О Канаде — глазами русского эмигранта
Елена Фрумин-Ситникова живет в Канаде 25 лет. Так получилось. И уже не надеется на возращение в Россию. И просто пишет о своей жизни в «сверкающей свободной Канаде». Елена — мой друг. Почитайте.
«…Начну, пожалуй, с медицины, поскольку каждому рано или поздно приходится с ней столкнуться.
Рассказ называется «Как моему мужу вырезали желчный пузырь».
История эта длилась несколько лет и началась с того, что муж почувствовал боль в правом подреберье. Обратились к врачу. Врач ничего не нашёл, боль не уходилась, назначили УЗИ. Одно, другое, третье. Безрезультатно. Боль нарастала, он перестал спать и выпил пузырёк обезболивающего. Однажды ночью боль стала такой нестерпимой, что мы сели в машину и отправились в больницу.
Я знаю, что люди в России привыкли вызывать по такому и меньшим поводам Скорую помощь. Российская Скорая — это прекрасно. Приедет врач, посмотрит больного, назначит лекарство, а если надо, пропишет госпитализацию. В Канаде все несколько иначе. Начнём с того, что вызов скорой стоит больше $100. В персонал Скорой врач не входит. Работают на ней так называемые парамедики, люди со средним образованием. Их задача — не дать пациенту умереть, пока его везут в госпиталь. По возможности, конечно. Вколоть укольчик, остановить кровь и сдать в больницу с рук на руки. Так что столь дорогой перевозкой народ старается не пользоваться, а добирается до больницы на собственной машине. В крайнем случае, на такси. Всяко дешевле будет.

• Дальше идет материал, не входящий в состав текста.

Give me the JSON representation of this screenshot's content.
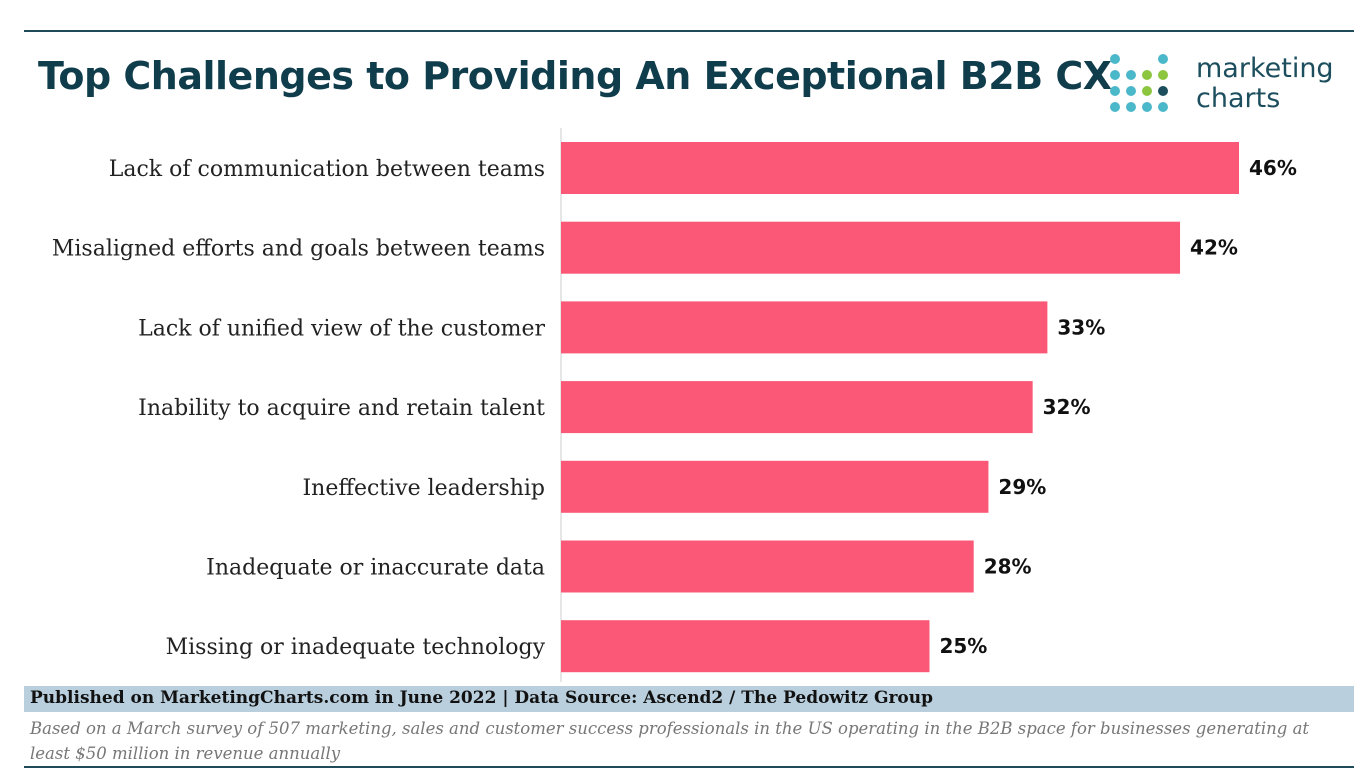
{
  "header": {
    "title": "Top Challenges to Providing An Exceptional B2B CX"
  },
  "logo": {
    "line1": "marketing",
    "line2": "charts",
    "dot_colors": [
      "#4bb8c9",
      "#8cc63f",
      "#1c4e5e"
    ]
  },
  "chart_data": {
    "type": "bar",
    "orientation": "horizontal",
    "categories": [
      "Lack of communication between teams",
      "Misaligned efforts and goals between teams",
      "Lack of unified view of the customer",
      "Inability to acquire and retain talent",
      "Ineffective leadership",
      "Inadequate or inaccurate data",
      "Missing or inadequate technology"
    ],
    "values": [
      46,
      42,
      33,
      32,
      29,
      28,
      25
    ],
    "value_labels": [
      "46%",
      "42%",
      "33%",
      "32%",
      "29%",
      "28%",
      "25%"
    ],
    "title": "Top Challenges to Providing An Exceptional B2B CX",
    "xlabel": "",
    "ylabel": "",
    "xlim": [
      0,
      46
    ],
    "grid": false,
    "bar_color": "#fa5876"
  },
  "footer": {
    "published": "Published on MarketingCharts.com in June 2022 | Data Source: Ascend2 / The Pedowitz Group",
    "note": "Based on a March survey of 507 marketing, sales and customer success professionals in the US operating in the B2B space for businesses generating at least $50 million in revenue annually"
  }
}
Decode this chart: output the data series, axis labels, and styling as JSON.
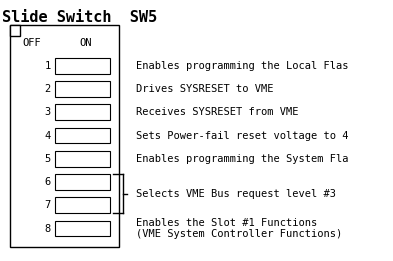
{
  "title": "Slide Switch  SW5",
  "title_fontsize": 11,
  "title_bold": true,
  "off_label": "OFF",
  "on_label": "ON",
  "num_switches": 8,
  "switch_labels": [
    "1",
    "2",
    "3",
    "4",
    "5",
    "6",
    "7",
    "8"
  ],
  "bg_color": "#ffffff",
  "box_color": "#000000",
  "text_color": "#000000",
  "font_family": "monospace",
  "font_size": 7.5,
  "fig_width": 3.93,
  "fig_height": 2.61
}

Надо сказать, что решиться на поездку в Канадский госпиталь не просто. В чем-то это даже сродни подвигу. Когда собираешься здесь в больницу, будь готов провести бессонную ночь на жестком стуле в приемном покое, больше прохожем на зал ожидания небольшого вокзала. Каждый новоприбывший сначала идёт к медсестре, где у него меряют давление и температуру, потом ему на руку надевают бумажный браслет и отправляют ожидать. Больной находит свободный стул и садится в надежде не умереть до того момента, когда его вызовут. Больной орган он старается разместить покомофортнее, насколько это возможно. Лечь невозможно. Такая опция не предусмотрена. Ну разве что на пол. Кое-кто так и делает. Сидят там люди со сломанными руками и ногами, с проломленными головами, с колотыми ранами, с болезнями не столЬ явными, но несомненными. Кто-то кладёт голову на плечо сопровождающей второй половины, кто-то, не силах сидеть, пытается прилечь на сдвинутые стулья, если есть свободные, а иногда и просто ложатся на пол.
После четырёх часов ожидания нас пригласили за стеклянные двери, в собственно приемный покой, где мужа должен был наконец осмотреть врач. Боль в печени шла по нарастающей. Нам выделили кабинку с койкой за матерчатой занавеской и велели уложить больного. Кое-как, с зубовным скрежетом от боли, муж разделся и улёгся. Уф. Хоть ноги вытянуть. После этого прошло ещё пару часов, во время которых муж периодически впадал от боли в забытьё. Я сидела рядом с ним и держала его за руку. Но много ли пользы в моей руке, если человек корчится от боли?
В общем, я вышла за занавеску. Мимо меня в разных направлениях проносились мириады людей в синих и зелёных пижамах. У каждого на кармане висела табличка с именем и должностью, но прочитать надписи не было никакой возможности — уж слишком быстро они бежали. Я подошла с девице за столом и попросила позвать врача. Сказала, что мы ждём в общей сложности пять часов, что боль невыносимая. Помогите, говорю, проявите милосердие. Молодуха подняла на меня равнодушные глаза и сказала: «ждите, к вам подойдут, когда будет возможность». Меня ответ не устроил и я повторила просьбу слегка погромче и понастойчивее. Тогда милая девушка (сестра милосердия?) пальцем показала на висящее над её головой объявление, на котором было написано примерно следующее «Доводим до сведения пациентов и членов их семей, что слишком настойчивые требования к персоналу приведут к тому, что мы вынуждены будем вызвать полицию и наказать грубиянов по всей строгости закона с максимальным штрафом $5000 А сами пациенты будут немедленно выдворены за пределы госпиталя». Не дословно, но как-то так.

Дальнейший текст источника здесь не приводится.